According to this expert account, evolution shapes our view of reality, but accuracy is not its priority.
In his first book, Hoffman (Cognitive Science/Univ. of California, Irvine) emphasizes that evolution designed our perceptions “to keep us alive,” so we must take them seriously. “But it is a mistake of logic,” he writes, “to assume that if we must take our senses seriously then we are required—or even entitled—to take them literally….I explain why evolution hid objective reality and endowed us instead with an interface of objects in space and time.” What we observe is simply a virtual world delivered by our senses to help us play the game of life. Having announced this disturbing premise, the author provides a steady stream of explanations of how the brain processes perceptions. Observing a member of the opposite sex, we pick up dozens of sensory cues, run them through an algorithm refined by evolution to evaluate reproductive potential, and reach a conclusion.
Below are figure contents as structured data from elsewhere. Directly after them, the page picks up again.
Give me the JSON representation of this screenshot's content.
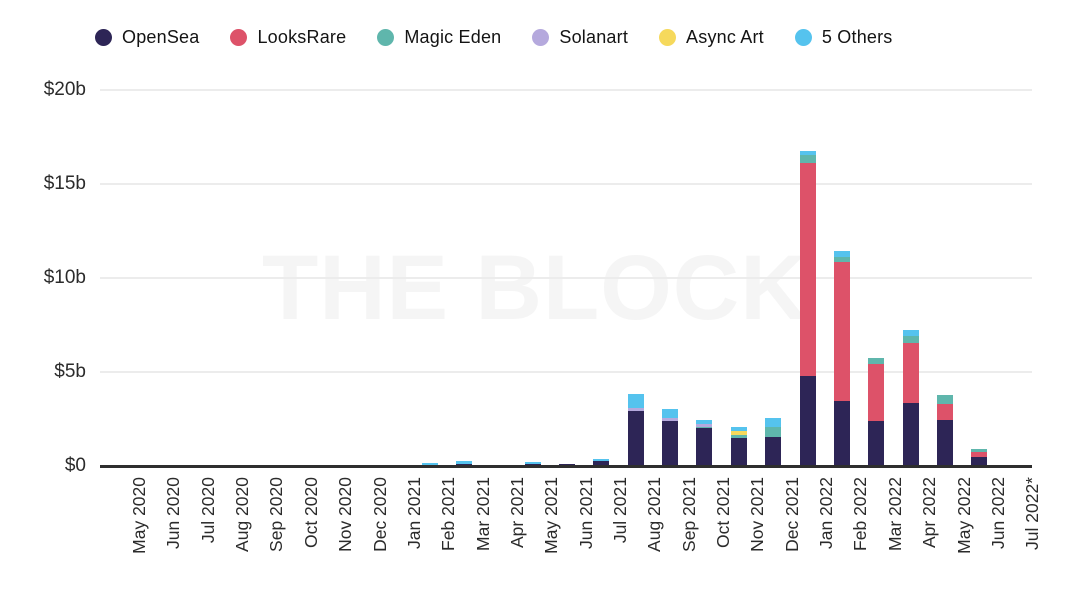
{
  "watermark": "THE BLOCK",
  "legend": {
    "items": [
      {
        "label": "OpenSea",
        "color": "#2d2556"
      },
      {
        "label": "LooksRare",
        "color": "#dd5269"
      },
      {
        "label": "Magic Eden",
        "color": "#5fb6ac"
      },
      {
        "label": "Solanart",
        "color": "#b5a9dd"
      },
      {
        "label": "Async Art",
        "color": "#f6d95c"
      },
      {
        "label": "5 Others",
        "color": "#55c3ee"
      }
    ]
  },
  "chart_data": {
    "type": "bar",
    "stacked": true,
    "unit": "USD billions",
    "title": "",
    "xlabel": "",
    "ylabel": "",
    "ylim": [
      0,
      20
    ],
    "grid": true,
    "legend_position": "top",
    "categories": [
      "May 2020",
      "Jun 2020",
      "Jul 2020",
      "Aug 2020",
      "Sep 2020",
      "Oct 2020",
      "Nov 2020",
      "Dec 2020",
      "Jan 2021",
      "Feb 2021",
      "Mar 2021",
      "Apr 2021",
      "May 2021",
      "Jun 2021",
      "Jul 2021",
      "Aug 2021",
      "Sep 2021",
      "Oct 2021",
      "Nov 2021",
      "Dec 2021",
      "Jan 2022",
      "Feb 2022",
      "Mar 2022",
      "Apr 2022",
      "May 2022",
      "Jun 2022",
      "Jul 2022*"
    ],
    "y_ticks": [
      {
        "label": "$0",
        "value": 0
      },
      {
        "label": "$5b",
        "value": 5
      },
      {
        "label": "$10b",
        "value": 10
      },
      {
        "label": "$15b",
        "value": 15
      },
      {
        "label": "$20b",
        "value": 20
      }
    ],
    "series": [
      {
        "name": "OpenSea",
        "color": "#2d2556",
        "values": [
          0,
          0,
          0,
          0,
          0,
          0,
          0,
          0,
          0.02,
          0.05,
          0.1,
          0.02,
          0.1,
          0.1,
          0.25,
          2.9,
          2.4,
          2.0,
          1.5,
          1.55,
          4.8,
          3.45,
          2.4,
          3.35,
          2.45,
          0.5,
          0
        ]
      },
      {
        "name": "LooksRare",
        "color": "#dd5269",
        "values": [
          0,
          0,
          0,
          0,
          0,
          0,
          0,
          0,
          0,
          0,
          0,
          0,
          0,
          0,
          0,
          0,
          0,
          0,
          0,
          0,
          11.3,
          7.4,
          3.0,
          3.2,
          0.85,
          0.27,
          0
        ]
      },
      {
        "name": "Magic Eden",
        "color": "#5fb6ac",
        "values": [
          0,
          0,
          0,
          0,
          0,
          0,
          0,
          0,
          0,
          0,
          0,
          0,
          0,
          0,
          0,
          0,
          0,
          0.1,
          0.15,
          0.5,
          0.45,
          0.27,
          0.37,
          0.37,
          0.5,
          0.15,
          0
        ]
      },
      {
        "name": "Solanart",
        "color": "#b5a9dd",
        "values": [
          0,
          0,
          0,
          0,
          0,
          0,
          0,
          0,
          0,
          0,
          0,
          0,
          0,
          0,
          0,
          0.16,
          0.16,
          0.15,
          0,
          0,
          0,
          0,
          0,
          0,
          0,
          0,
          0
        ]
      },
      {
        "name": "Async Art",
        "color": "#f6d95c",
        "values": [
          0,
          0,
          0,
          0,
          0,
          0,
          0,
          0,
          0,
          0,
          0,
          0,
          0,
          0,
          0,
          0,
          0,
          0,
          0.2,
          0,
          0,
          0,
          0,
          0,
          0,
          0,
          0
        ]
      },
      {
        "name": "5 Others",
        "color": "#55c3ee",
        "values": [
          0,
          0,
          0,
          0,
          0,
          0,
          0,
          0,
          0,
          0.1,
          0.15,
          0.05,
          0.1,
          0,
          0.1,
          0.75,
          0.45,
          0.2,
          0.2,
          0.5,
          0.2,
          0.3,
          0,
          0.3,
          0,
          0,
          0
        ]
      }
    ]
  }
}
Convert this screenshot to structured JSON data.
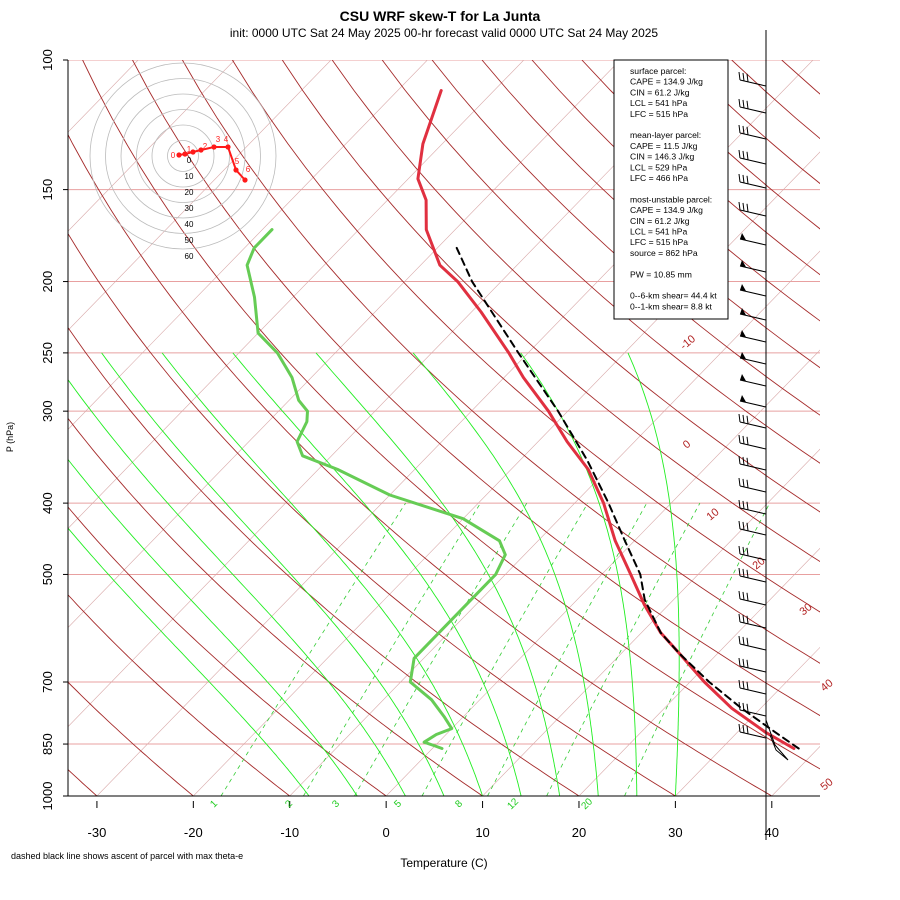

It’s not a given that the outcome—marriage, or at least children—is ideal. To those who doubt that the world we observe is simply a useful interface such as an icon for a computer text file, Hoffman suggests we look in a mirror. We see expression, flesh, hair, clothes, and other elements, often with a great deal of artificial overlay. The reality—our nature, feelings, experiences—remains hidden. Would we want it any other way? Few readers will be surprised when the author concludes with the evolution of consciousness, a subject that continues to obsess neuroscientists without producing anything more than generalities such as, “conscious experiences are tightly correlated with specific patterns of activity in neural circuits. But no scientific theory that starts with neural circuitry has been able to explain the origin of consciousness.”
A dense, lucid, and often unsettling exploration of how our brains interpret the world.